It is important to be firm, determined, and explain your input as an advisory role to help to ensure money is going to the right places. A good time to begin this conversation may be at the time they are considering retirement — does he or she have a plan in place for maintaining the lifestyle he currently has? Your role as the advisor can help in learning the financial state your loved one is in: where will income come from and how much will be received from retirement savings and social security? Sometimes retirement income combined with social security earnings is not enough to cover big expenses such as a mortgage, rent, and other incidental expenses. Another essential factor is accounting for any debt, how much and from where. To go along with that, it is also very important to know what type of spending habits he possesses. Has he always been a big spender on frivolous items or frugal about small and big purchases? Maybe setting up automated payment schedules for monthly expenses could save time and confusion to ensure those are covered. And if you begin to see more spending on unnecessary items, check to make sure there is not an underlying issue associated with it. My family found that Millie had gone through a period of depression after her husband died and began using spending as a way to fill a void. Reminders should also be put out there to be wary of any preapproved credit accounts received and any telemarketer calls offering savings on unwanted products and services. 

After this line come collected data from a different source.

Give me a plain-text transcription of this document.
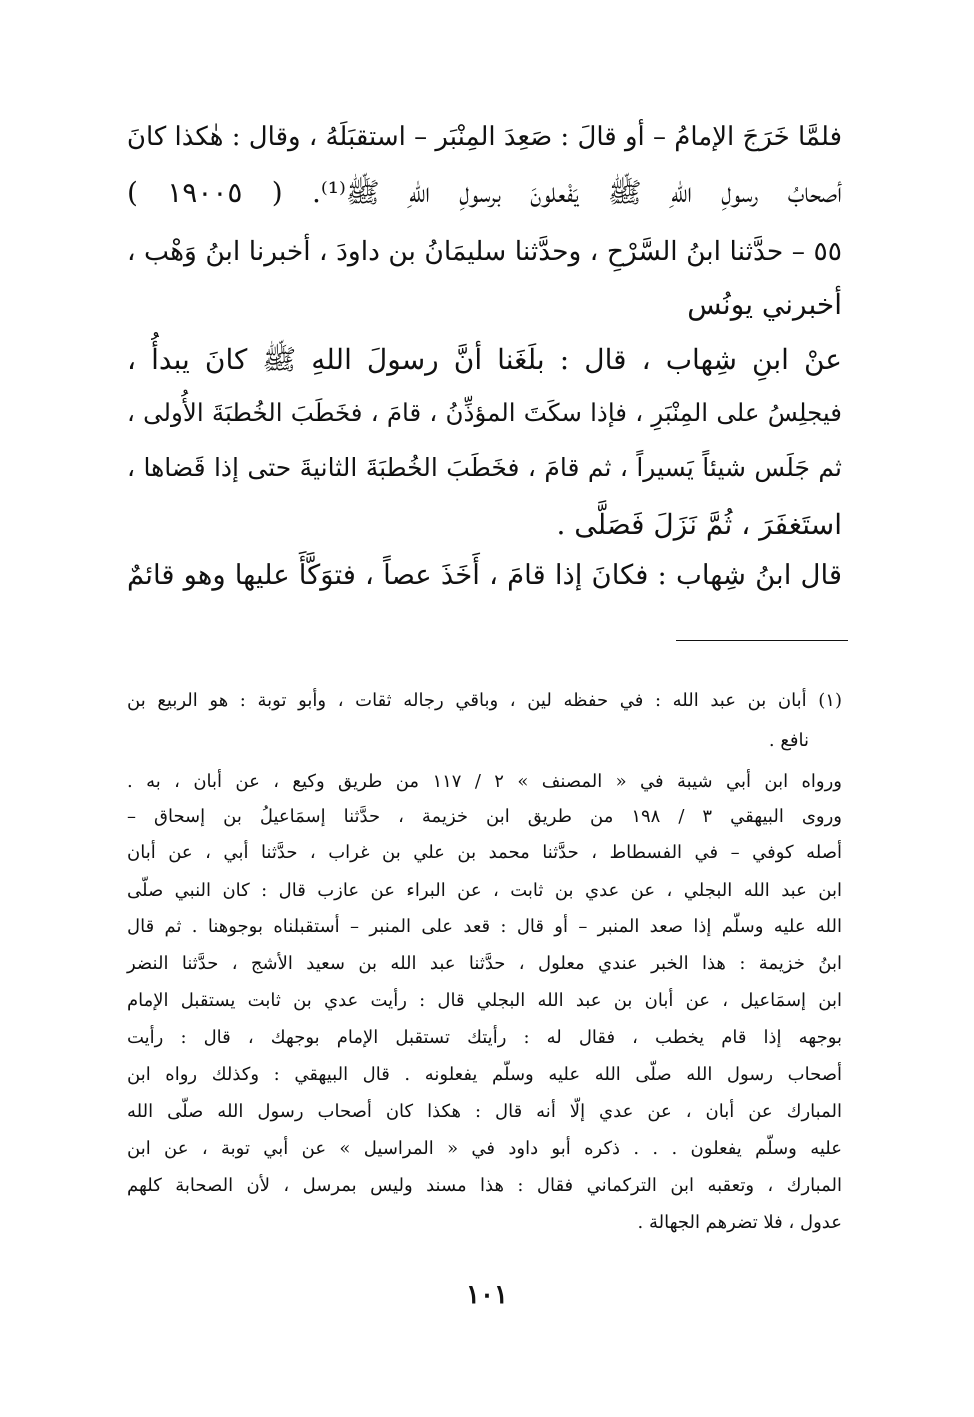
فلمَّا خَرَجَ الإمامُ – أو قالَ : صَعِدَ المِنْبَر – استقبَلَهُ ، وقال : هٰكذا كانَ
أصحابُ رسولِ اللهِ ﷺ يَفْعلونَ برسولِ اللهِ ﷺ⁽¹⁾. ( ١٩٠٠٥ )
٥٥ – حدَّثنا ابنُ السَّرْحِ ، وحدَّثنا سليمَانُ بن داودَ ، أخبرنا ابنُ وَهْب ،
أخبرني يونُس
عنْ ابنِ شِهاب ، قال : بلَغَنا أنَّ رسولَ اللهِ ﷺ كانَ يبدأُ ،
فيجلِسُ على المِنْبَرِ ، فإذا سكَتَ المؤذِّنُ ، قامَ ، فخَطَبَ الخُطبَةَ الأُولى ،
ثم جَلَس شيئاً يَسيراً ، ثم قامَ ، فخَطَبَ الخُطبَةَ الثانيةَ حتى إذا قَضاها ،
استَغفَرَ ، ثُمَّ نَزَلَ فَصَلَّى .
قال ابنُ شِهاب : فكانَ إذا قامَ ، أَخَذَ عصاً ، فتوَكَّأَ عليها وهو قائمٌ
(١) أبان بن عبد الله : في حفظه لين ، وباقي رجاله ثقات ، وأبو توبة : هو الربيع بن
نافع .
ورواه ابن أبي شيبة في « المصنف » ٢ / ١١٧ من طريق وكيع ، عن أبان ، به .
وروى البيهقي ٣ / ١٩٨ من طريق ابن خزيمة ، حدَّثنا إسمَاعيلُ بن إسحاق –
أصله كوفي – في الفسطاط ، حدَّثنا محمد بن علي بن غراب ، حدَّثنا أبي ، عن أبان
ابن عبد الله البجلي ، عن عدي بن ثابت ، عن البراء عن عازب قال : كان النبي صلّى
الله عليه وسلّم إذا صعد المنبر – أو قال : قعد على المنبر – أستقبلناه بوجوهنا . ثم قال
ابنُ خزيمة : هذا الخبر عندي معلول ، حدَّثنا عبد الله بن سعيد الأشج ، حدَّثنا النضر
ابن إسمَاعيل ، عن أبان بن عبد الله البجلي قال : رأيت عدي بن ثابت يستقبل الإمام
بوجهه إذا قام يخطب ، فقال له : رأيتك تستقبل الإمام بوجهك ، قال : رأيت
أصحاب رسول الله صلّى الله عليه وسلّم يفعلونه . قال البيهقي : وكذلك رواه ابن
المبارك عن أبان ، عن عدي إلّا أنه قال : هكذا كان أصحاب رسول الله صلّى الله
عليه وسلّم يفعلون . . . ذكره أبو داود في « المراسيل » عن أبي توبة ، عن ابن
المبارك ، وتعقبه ابن التركماني فقال : هذا مسند وليس بمرسل ، لأن الصحابة كلهم
عدول ، فلا تضرهم الجهالة .
١٠١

Throughout it all, communication is key between you, your siblings, and your loved one. It is especially vital when the time comes to consider and discuss what happens after they are gone. This conversation can be particularly hard, but I’ve found from personal experience that a window of opportunity to discuss these matters can sometimes arise from the passing of another, whether it is a family member or friend. You or your loved can use that time to turn the discussion toward her to discuss if a will is drawn or if one is already in place and what is planned and outlined within it if any life insurance policies are available, and the biggest factor for these documents is where they can be found. Even funeral arrangements can be discussed. Many times senior parents have already made all of the necessary preparations and covered the expenses associated with it to alleviate that burden for their families. As the recipient of this information, it might be hard to accept and listen, but it is important not to dismiss or forget information shared.

Planning and preparing won’t happen overnight, but working together can save unwanted worry and stress for all involved in more ways than one.